Last night, Marsh made the point that if at the height of the boom – when half the people were almost out of the tax net – Fianna Fáil couldn’t substantially increase their first preference share, they’re pretty much goosed in the current climate. He made the point in more academic language, but the message was grimly clear.

Which brings us to the Brian Cowen factor. Hardly a week goes by without someone asking me on radio or TV what communications advice I’d give our Taoiseach, were he to hire me. The question always presupposes a crisp, simple answer lasting no longer than 30 seconds – a bit like the idiotic suggestions that if Gordon Brown stood up straighter and smiled a bit, he’d seduce great swatches of the disaffected electorate back to Labour.

The truthful answer is that if Brian Cowen underwent a makeover so profound as to make George Clooney seem a bit skanky by comparison when it came to looks, and Blair, Obama and Clinton a bit tongue-tied by comparison on the communications front, it wouldn’t make a ha’porth of difference to Fianna Fáil’s prospects.

Even in the CJ days, remember, the party consistently pulled between 40% and 50% of the vote. While the decline before this decade was incremental and has now accelerated, it was already solidly established long before Cowen became leader.

Fianna Fáil don’t just face one Hobson’s choice. They face a bunch of them. The best option for the current Cabinet is to stay put as long as humanly possible, earning their salaries, building up their pensions, doing what they perceive to be the right things and hoping for some kind of upturn. No individual around the Cabinet table can credibly, at this point, talk of radical change, since they have been part of every decision that change would move away from. In other circumstances, Brian Lenihan just might be able to do it, but that’s not an option at the moment.

That means hanging on until late in 2012 and carries the prospect of three more dire budgets. If Fianna Fáil go down that road, then not only will they lose the next election, but the incoming coalition of Fine Gael and Labour could be in power for a decade, benefiting from whatever upturn eventually comes.

IF THE general election were to come sooner, then the incoming coalition would have to bring in the three dire budgets, Fianna Fáil could move down a generation, rediscover itself in opposition, and have some prospect of unseating the coalition after one period in office.

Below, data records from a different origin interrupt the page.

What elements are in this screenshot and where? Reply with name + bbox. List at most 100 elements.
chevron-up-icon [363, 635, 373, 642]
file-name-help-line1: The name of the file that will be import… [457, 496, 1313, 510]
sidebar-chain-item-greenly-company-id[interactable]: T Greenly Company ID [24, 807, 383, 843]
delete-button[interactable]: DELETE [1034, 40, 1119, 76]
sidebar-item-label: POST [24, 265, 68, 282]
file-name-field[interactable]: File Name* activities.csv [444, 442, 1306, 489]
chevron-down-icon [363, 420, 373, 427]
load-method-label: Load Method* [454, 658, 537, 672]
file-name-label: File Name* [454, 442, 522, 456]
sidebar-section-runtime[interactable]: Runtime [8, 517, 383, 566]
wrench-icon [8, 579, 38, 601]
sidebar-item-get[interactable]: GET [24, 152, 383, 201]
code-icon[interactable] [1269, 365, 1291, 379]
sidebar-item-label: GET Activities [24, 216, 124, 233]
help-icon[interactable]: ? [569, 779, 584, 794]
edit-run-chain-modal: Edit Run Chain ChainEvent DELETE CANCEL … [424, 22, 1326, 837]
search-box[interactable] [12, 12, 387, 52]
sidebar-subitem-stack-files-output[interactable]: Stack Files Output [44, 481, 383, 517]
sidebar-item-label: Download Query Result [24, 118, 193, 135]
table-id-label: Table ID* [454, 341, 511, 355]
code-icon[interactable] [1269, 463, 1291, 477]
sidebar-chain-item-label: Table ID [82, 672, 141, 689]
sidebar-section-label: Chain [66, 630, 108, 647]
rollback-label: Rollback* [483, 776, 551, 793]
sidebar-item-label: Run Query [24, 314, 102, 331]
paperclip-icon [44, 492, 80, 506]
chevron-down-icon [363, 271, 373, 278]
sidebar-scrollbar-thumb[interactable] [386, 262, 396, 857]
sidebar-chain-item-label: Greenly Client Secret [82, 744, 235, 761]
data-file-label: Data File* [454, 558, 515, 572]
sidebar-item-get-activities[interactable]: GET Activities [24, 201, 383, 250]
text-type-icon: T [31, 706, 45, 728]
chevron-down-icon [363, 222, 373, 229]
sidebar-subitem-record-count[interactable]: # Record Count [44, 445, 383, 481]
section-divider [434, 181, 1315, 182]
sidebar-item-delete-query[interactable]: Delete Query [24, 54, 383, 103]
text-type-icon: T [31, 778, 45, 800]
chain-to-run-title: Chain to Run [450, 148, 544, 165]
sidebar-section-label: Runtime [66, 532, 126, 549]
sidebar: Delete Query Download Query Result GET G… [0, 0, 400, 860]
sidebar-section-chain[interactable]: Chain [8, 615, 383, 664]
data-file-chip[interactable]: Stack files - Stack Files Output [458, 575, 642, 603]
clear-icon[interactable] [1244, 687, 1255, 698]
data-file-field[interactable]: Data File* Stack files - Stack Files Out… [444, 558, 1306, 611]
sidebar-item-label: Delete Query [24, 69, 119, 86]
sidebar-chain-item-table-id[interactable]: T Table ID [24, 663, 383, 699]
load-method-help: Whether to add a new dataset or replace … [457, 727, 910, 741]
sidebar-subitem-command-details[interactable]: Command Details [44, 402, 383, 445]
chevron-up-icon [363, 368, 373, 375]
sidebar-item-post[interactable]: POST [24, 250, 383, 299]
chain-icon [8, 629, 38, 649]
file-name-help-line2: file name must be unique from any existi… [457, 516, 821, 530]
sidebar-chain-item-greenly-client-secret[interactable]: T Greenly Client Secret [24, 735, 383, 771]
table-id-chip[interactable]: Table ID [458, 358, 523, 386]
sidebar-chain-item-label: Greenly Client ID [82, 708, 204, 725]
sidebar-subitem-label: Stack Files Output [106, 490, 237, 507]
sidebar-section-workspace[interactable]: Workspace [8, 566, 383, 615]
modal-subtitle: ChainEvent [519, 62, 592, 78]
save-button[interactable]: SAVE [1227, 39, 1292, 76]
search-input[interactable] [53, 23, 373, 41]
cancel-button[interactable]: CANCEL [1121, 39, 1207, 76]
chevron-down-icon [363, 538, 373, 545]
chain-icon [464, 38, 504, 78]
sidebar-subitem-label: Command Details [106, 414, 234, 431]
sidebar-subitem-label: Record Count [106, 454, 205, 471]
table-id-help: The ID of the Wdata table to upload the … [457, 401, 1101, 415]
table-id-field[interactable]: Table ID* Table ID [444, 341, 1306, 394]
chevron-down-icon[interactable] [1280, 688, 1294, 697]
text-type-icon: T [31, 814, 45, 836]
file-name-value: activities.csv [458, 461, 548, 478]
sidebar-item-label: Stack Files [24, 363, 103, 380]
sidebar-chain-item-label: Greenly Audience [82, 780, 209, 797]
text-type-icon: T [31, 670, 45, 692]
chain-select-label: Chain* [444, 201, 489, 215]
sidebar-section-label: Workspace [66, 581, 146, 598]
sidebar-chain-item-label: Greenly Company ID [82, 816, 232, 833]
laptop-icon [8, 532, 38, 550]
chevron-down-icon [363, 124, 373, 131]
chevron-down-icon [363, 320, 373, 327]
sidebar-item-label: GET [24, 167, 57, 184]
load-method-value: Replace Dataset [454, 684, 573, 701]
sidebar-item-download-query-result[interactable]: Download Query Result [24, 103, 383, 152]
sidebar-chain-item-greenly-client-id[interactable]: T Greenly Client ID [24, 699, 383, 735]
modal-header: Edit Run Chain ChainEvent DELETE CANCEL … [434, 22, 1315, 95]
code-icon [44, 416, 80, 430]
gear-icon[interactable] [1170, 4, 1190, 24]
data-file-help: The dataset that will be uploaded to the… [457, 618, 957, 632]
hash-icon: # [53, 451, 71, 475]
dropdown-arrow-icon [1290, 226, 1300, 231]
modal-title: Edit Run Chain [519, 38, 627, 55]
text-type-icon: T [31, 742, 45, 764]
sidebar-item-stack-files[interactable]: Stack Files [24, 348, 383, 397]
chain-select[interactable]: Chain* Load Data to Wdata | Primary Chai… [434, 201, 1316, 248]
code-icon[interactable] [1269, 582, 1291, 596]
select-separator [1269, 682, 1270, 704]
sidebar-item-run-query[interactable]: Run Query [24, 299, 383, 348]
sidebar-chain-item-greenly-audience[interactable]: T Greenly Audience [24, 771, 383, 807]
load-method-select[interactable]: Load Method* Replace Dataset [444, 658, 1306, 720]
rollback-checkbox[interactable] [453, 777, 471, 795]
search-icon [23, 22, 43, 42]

Rediscovering itself in opposition would not be easy, because the party would have to identify which of the confluence of factors causing vote erosion is within their power to ameliorate. Has their vote aged without succession being assured?

Without the “republican” claim, are they without a unifying theme? In an era of EU directives, local regulators and omnipresent media, is power seen to reside elsewhere? After two decades of FF-led coalitions, does the traditional Fianna Fáil voter believe that their party has lost its identity and is at the mercy of whatever smaller party or independents keep it in power?

Establishing an identity that meshes with the public mood would be no easy task.

Re-establishing public trust would be even more difficult. More importantly, however, going speedily into opposition would require risk-taking self-sacrifice on the part of every minister, minister of state, TD and senator: many would face the prospect of losing their seat, their income and a portion of their pension.

The long-term health of Fianna Fáil requires them getting into opposition and into concentrated re-definition and re-branding immediately.

That’s an unacceptable career choice for each and every Fianna Fáil TD and senator.

Which is unfortunate. Because – if the Fianna Fáil party is to be as important to the history of the 21st century as it was to the 20th – it is an imperative.